Credit risk weight on exposure to increase by 25% for banks, NBFCs

NEW DELHI | Updated: 16 November, 2023 7:24 pm IST
RBI
Reserve Bank of India (TNI Photo By Amit Rawat)

NEW DELHI: The Reserve Bank of India (RBI) decided to increase the risk weight by 25 per cent on consumer credit exposure of commercial banks as well as non banking finance companies (NBFC), on Thursday.

Before the notification was made, the risk weight was slated at 100 per cent. However, following the development, it has been weighted at 125 per cent. As per the directive, commercial banks will face a higher risk weight on their consumer credit exposure, encompassing personal loans. Notably, this adjustment will not apply to housing loans, education loans, vehicle loans, and loans secured by gold.

“In terms of extant norms, NBFCs’ loan exposures generally attract a risk weight of 100 per cent. On a review, it has been decided that the consumer credit exposure of NBFCs (outstanding as well as new) categorised as retail loans, excluding housing loans, educational loans, vehicle loans, loans against gold jewellery and microfinance/SHG loans, shall attract a risk weight of 125 per cent,” the notice said.

This development arrives following RBI Governor Shaktikanta Das’ statement on October 6, when he flagged high growth in certain consumer credit components, while advising banks and NBFCs to strengthen their internal surveillance mechanisms.

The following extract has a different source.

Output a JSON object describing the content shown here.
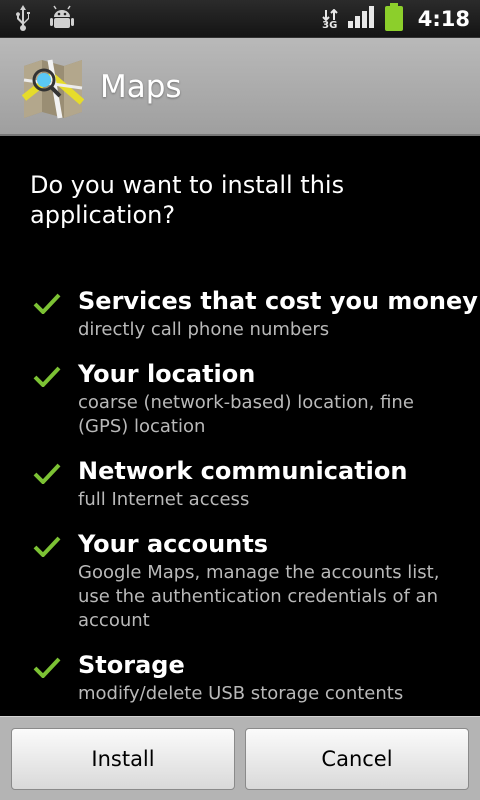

Das also highlighted the growing credit liabilities that had been witnessed in interactions with managing directors and chief executive officers of major banks and NBFCs in July and August.

On the other hand, credit card receivables for scheduled commercial banks are slated to increase by 25 per cent points slating them at 150 per cent, while NBFCs are scheduled to touch 125 per cent.

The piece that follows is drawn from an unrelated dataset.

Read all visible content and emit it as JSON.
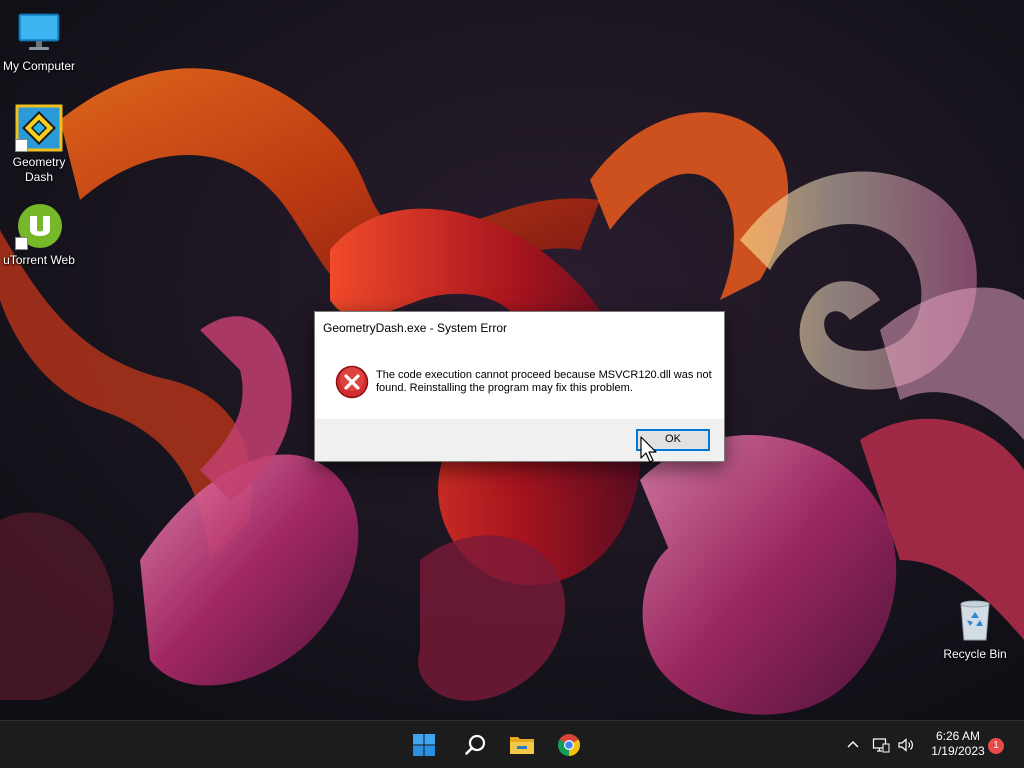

Furthermore, the bank has also decided to come up with more advanced credit management controls to limit consumer credits and implement approved limits for credit consumers.

“The REs shall review their extant sectoral exposure limits for consumer credit and put in place, if not already there, Board approved limits in respect of various sub- segments under consumer credit as may be considered necessary by the Boards as part of prudent risk management.”